Tra i cappelli del Royal Ascot la verità sta nell’apparenza

Se c’è un posto dove il cappello è di casa, quello è il Royal Ascot di Londra. Per chi non è appassionato di cavalli queste due parole – Royal e Ascot – dicono poco. Oppure stanno a rappresentare una semplice festa glamour alla quale prende parte l’aristocrazia britannica invitata dalla famiglia reale. Per chi riconosce nel mondo delle corse l’emblema della sfida, della vita e dell’eterno dilemma tra soldi e merito, questo è il paradiso. Anzi, molto più del paradiso. È il luogo dove, probabilmente, sognano di finire i musulmani quando moriranno dopo una vita di fedeltà ad Allah. Infatti, ci sono tanti islamici al Royal Ascot, perché i proprietari (e alcuni allenatori) sono gli sceicchi che investono fiumi di soldi nella grande passione della loro vita, tanto da chiamare Godolphin la scuderia più importante, che è il nome di uno dei purosangue da cui discendono tutti i cavalli da corsa del mondo.

Ma dovevamo parlare di cappelli. Ci siamo persi via perché quando pensi al Royal Ascot, al profumo del Pims, al mitico salto da cavallo di Frankie (che purtroppo non lo potrà più fare), agli allibratori con i look più strani, al programma in stile retrò e a tanto altro ancora, vieni rapito da quest’atmosfera unica e irripetibile. Ed è qui che le più belle donne d’Europa, se non del mondo (ce lo consentite?) arrivano per bere Champagne e mostrare i cappelli più stravaganti. Lo scopo è di attirare l’attenzione, di lanciare messaggi o, più semplicemente, di mettersi in testa quello che più ci piace. È un modo per dire: «Io ci sono». E le donne, in questo, sono maestre. Gli uomini, come sempre, nella moda più che mai, sono omologati. Si mettono un cappello a cilindro e via andare. C’è quello nero, quello grigio scuro ma sono pochi gli azzardi. Qualche brillantino, a volte, ma davvero fuori luogo. Le donne, invece, sfoggiano di tutto. L’anno scorso si potevano vedere i vasi di fiori sulla testa, le costruzioni geometriche, le bandiere dell’Inghilterra oppure piume di struzzo e persino un pappagallo imbalsamato. Chi più ne ha più ne metta. Non ci sono confini al buono o al cattivo gusto. Tutto è lecito in quanto a copricapi. Per il resto, invece, vigono pressanti dress code che consigliano alla donna di non indossare pantaloni (sportivi) e all’uomo di mettersi, come minimo, in completo.
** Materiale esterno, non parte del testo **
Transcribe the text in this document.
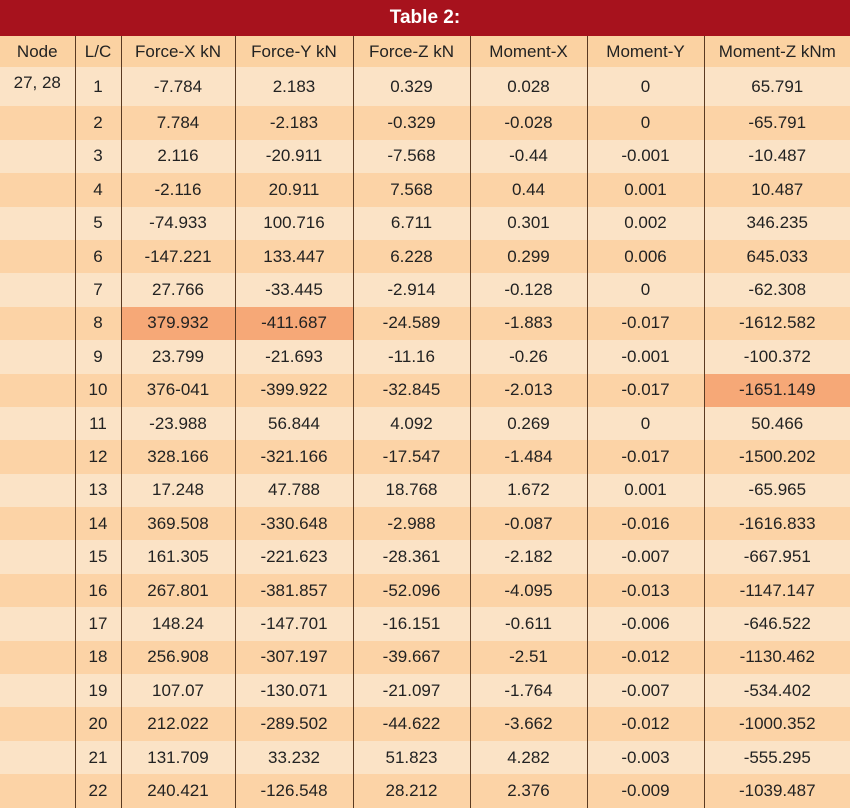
Table 2:
Node	L/C	Force-X kN	Force-Y kN	Force-Z kN	Moment-X	Moment-Y	Moment-Z kNm
27, 28	1	-7.784	2.183	0.329	0.028	0	65.791
	2	7.784	-2.183	-0.329	-0.028	0	-65.791
	3	2.116	-20.911	-7.568	-0.44	-0.001	-10.487
	4	-2.116	20.911	7.568	0.44	0.001	10.487
	5	-74.933	100.716	6.711	0.301	0.002	346.235
	6	-147.221	133.447	6.228	0.299	0.006	645.033
	7	27.766	-33.445	-2.914	-0.128	0	-62.308
	8	379.932	-411.687	-24.589	-1.883	-0.017	-1612.582
	9	23.799	-21.693	-11.16	-0.26	-0.001	-100.372
	10	376-041	-399.922	-32.845	-2.013	-0.017	-1651.149
	11	-23.988	56.844	4.092	0.269	0	50.466
	12	328.166	-321.166	-17.547	-1.484	-0.017	-1500.202
	13	17.248	47.788	18.768	1.672	0.001	-65.965
	14	369.508	-330.648	-2.988	-0.087	-0.016	-1616.833
	15	161.305	-221.623	-28.361	-2.182	-0.007	-667.951
	16	267.801	-381.857	-52.096	-4.095	-0.013	-1147.147
	17	148.24	-147.701	-16.151	-0.611	-0.006	-646.522
	18	256.908	-307.197	-39.667	-2.51	-0.012	-1130.462
	19	107.07	-130.071	-21.097	-1.764	-0.007	-534.402
	20	212.022	-289.502	-44.622	-3.662	-0.012	-1000.352
	21	131.709	33.232	51.823	4.282	-0.003	-555.295
	22	240.421	-126.548	28.212	2.376	-0.009	-1039.487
L’apparenza, dunque, è sostanza al Royal Ascot. Per questo il meeting che si disputa dal 1711 non passa mai di moda. È l’emblema di ciò che siamo, ovvero eterne contraddizioni viventi. Meglio non si potrebbe dire di noi, se non indossando un bel cappello, dietro cui nascondere la nostra vera natura, ben consci che al traguardo ci attendono merito e soldi. Non per tutti, però. Solo per chi vince al Royal Ascot.